Nagios scalability


#1

Hey guys, does anyone have experience using Nagios to monitor a large number of nodes?

I want to use Nagios to monitor link packet loss and I have about 2,500 links that need to be monitored. Do you think Nagios can cope with that? Using the check_icmp plugin .


#2

you won’t have a problem. once you hit 5000 or so hosts you might have to multithread or follow some other solution.
a number of large organizations use nagios. it’s hard to get scalability numbers because the number of hosts vs the number of service checks you have can have varied performance, and how often your service checks are running, and whether host checking is turned on, etc etc .
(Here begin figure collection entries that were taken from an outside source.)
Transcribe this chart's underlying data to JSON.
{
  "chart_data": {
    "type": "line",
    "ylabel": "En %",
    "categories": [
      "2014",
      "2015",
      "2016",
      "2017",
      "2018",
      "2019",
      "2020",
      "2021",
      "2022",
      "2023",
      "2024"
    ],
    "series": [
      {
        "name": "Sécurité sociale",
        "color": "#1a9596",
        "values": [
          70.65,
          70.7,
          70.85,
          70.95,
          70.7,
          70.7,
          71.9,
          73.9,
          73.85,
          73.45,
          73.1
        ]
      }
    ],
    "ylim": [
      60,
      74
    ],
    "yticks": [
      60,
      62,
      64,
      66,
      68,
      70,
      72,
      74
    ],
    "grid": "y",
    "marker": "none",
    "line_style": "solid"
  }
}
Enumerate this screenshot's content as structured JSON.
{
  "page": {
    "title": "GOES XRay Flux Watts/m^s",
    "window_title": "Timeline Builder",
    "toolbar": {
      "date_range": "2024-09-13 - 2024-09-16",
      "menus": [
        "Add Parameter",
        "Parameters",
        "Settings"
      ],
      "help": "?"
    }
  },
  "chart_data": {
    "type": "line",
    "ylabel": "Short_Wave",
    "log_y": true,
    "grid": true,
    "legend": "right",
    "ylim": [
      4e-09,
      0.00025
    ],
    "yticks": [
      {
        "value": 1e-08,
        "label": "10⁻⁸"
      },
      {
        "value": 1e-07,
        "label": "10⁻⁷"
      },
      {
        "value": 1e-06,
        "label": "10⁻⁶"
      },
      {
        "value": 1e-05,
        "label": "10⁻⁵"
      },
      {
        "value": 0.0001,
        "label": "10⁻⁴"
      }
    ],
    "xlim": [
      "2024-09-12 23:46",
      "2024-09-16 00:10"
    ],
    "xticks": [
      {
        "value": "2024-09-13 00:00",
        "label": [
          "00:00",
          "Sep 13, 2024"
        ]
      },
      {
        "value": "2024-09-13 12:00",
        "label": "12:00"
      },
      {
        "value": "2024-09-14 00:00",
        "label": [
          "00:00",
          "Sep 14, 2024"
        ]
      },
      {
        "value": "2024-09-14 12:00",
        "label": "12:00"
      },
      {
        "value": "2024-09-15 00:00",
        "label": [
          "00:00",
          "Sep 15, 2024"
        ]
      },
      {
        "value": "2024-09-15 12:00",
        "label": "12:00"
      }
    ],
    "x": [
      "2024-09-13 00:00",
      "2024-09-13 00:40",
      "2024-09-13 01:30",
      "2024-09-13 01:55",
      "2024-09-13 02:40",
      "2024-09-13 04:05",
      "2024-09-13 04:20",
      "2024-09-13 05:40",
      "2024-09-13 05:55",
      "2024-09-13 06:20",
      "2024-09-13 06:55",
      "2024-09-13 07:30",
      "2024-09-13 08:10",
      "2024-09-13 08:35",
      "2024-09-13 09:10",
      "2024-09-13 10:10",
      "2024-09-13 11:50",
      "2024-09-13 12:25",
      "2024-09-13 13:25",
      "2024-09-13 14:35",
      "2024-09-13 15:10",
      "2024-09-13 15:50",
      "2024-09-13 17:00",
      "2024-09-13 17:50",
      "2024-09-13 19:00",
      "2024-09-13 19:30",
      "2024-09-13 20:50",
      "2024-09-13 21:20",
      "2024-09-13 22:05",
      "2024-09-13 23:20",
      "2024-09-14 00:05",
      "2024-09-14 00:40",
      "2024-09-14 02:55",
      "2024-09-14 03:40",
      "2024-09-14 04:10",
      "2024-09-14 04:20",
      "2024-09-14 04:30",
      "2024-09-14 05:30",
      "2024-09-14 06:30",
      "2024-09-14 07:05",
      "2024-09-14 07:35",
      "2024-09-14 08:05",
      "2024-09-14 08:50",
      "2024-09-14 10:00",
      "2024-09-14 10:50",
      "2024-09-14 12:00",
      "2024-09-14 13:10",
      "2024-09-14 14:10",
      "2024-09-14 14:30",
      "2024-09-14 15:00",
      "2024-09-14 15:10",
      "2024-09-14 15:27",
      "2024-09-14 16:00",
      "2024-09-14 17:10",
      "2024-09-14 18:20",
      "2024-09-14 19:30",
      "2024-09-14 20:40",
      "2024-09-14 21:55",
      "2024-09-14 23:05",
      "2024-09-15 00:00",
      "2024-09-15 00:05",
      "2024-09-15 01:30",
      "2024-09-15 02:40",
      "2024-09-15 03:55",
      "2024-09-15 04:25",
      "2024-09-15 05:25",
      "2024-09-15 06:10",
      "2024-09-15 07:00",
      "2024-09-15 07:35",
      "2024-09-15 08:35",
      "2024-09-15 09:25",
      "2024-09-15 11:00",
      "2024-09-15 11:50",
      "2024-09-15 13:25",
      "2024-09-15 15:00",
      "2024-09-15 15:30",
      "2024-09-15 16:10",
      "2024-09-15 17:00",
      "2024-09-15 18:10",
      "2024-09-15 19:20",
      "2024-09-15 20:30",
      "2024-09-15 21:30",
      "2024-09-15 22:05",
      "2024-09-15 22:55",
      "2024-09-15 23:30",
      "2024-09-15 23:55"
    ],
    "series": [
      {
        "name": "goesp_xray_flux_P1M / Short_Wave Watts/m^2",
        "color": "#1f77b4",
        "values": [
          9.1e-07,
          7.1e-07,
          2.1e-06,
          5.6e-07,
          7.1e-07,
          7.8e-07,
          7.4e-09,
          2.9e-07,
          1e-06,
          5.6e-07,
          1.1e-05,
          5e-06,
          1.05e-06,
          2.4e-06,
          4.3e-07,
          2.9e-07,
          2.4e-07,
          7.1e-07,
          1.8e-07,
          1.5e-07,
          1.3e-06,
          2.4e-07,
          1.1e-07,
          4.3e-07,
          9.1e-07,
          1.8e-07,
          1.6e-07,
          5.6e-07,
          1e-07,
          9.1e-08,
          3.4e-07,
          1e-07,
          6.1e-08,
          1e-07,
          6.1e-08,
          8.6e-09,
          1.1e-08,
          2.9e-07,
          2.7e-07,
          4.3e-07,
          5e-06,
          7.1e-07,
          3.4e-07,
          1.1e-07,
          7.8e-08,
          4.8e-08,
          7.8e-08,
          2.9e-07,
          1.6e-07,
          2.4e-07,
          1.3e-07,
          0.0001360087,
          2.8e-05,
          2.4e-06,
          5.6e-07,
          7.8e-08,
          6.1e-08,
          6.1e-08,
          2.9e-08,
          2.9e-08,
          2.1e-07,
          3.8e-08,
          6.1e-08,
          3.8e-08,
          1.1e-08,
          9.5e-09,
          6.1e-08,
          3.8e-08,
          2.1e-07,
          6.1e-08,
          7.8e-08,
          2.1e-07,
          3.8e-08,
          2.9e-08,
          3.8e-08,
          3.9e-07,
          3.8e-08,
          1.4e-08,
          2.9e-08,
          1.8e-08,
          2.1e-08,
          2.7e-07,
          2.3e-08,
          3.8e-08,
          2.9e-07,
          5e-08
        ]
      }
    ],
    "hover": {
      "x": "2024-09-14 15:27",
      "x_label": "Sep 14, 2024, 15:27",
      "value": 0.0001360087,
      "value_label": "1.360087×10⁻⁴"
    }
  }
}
to give you an idea, we’ve got ~200 hosts and ~4500 passive service checks running at 1 min and 5 min intervals being received from various distributed nagios sites to a dualcore p4 3ghz, and its load averages ~0.25. This is nagios 2

I’ve heard of comparable hardware with a few more cores doing ~4000 hosts though.

check out
nagios.sourceforge.net/docs/3_0/tuning.html

if you have the option, set up your checks as services rather than defining 2500 hosts, and nagios will have absolutely no problem. You’ll be fine anyways though.


#3

Cool . Thanks for that. I understand many people use Nagios however i thought that around ~2-300 hosts would be the upper limit for most normal installations.

Here we have it monitoring 50 servers which results in about 500 service checks . But i am trying to make a case for it to monitor our WAN as well, which consists of approximately 2,500 routers.

I didn’t think many companies would have or want to monitor 2,500 hosts (which would result in about 10,000 service checks). Thats why i thought i’d ask :slight_smile: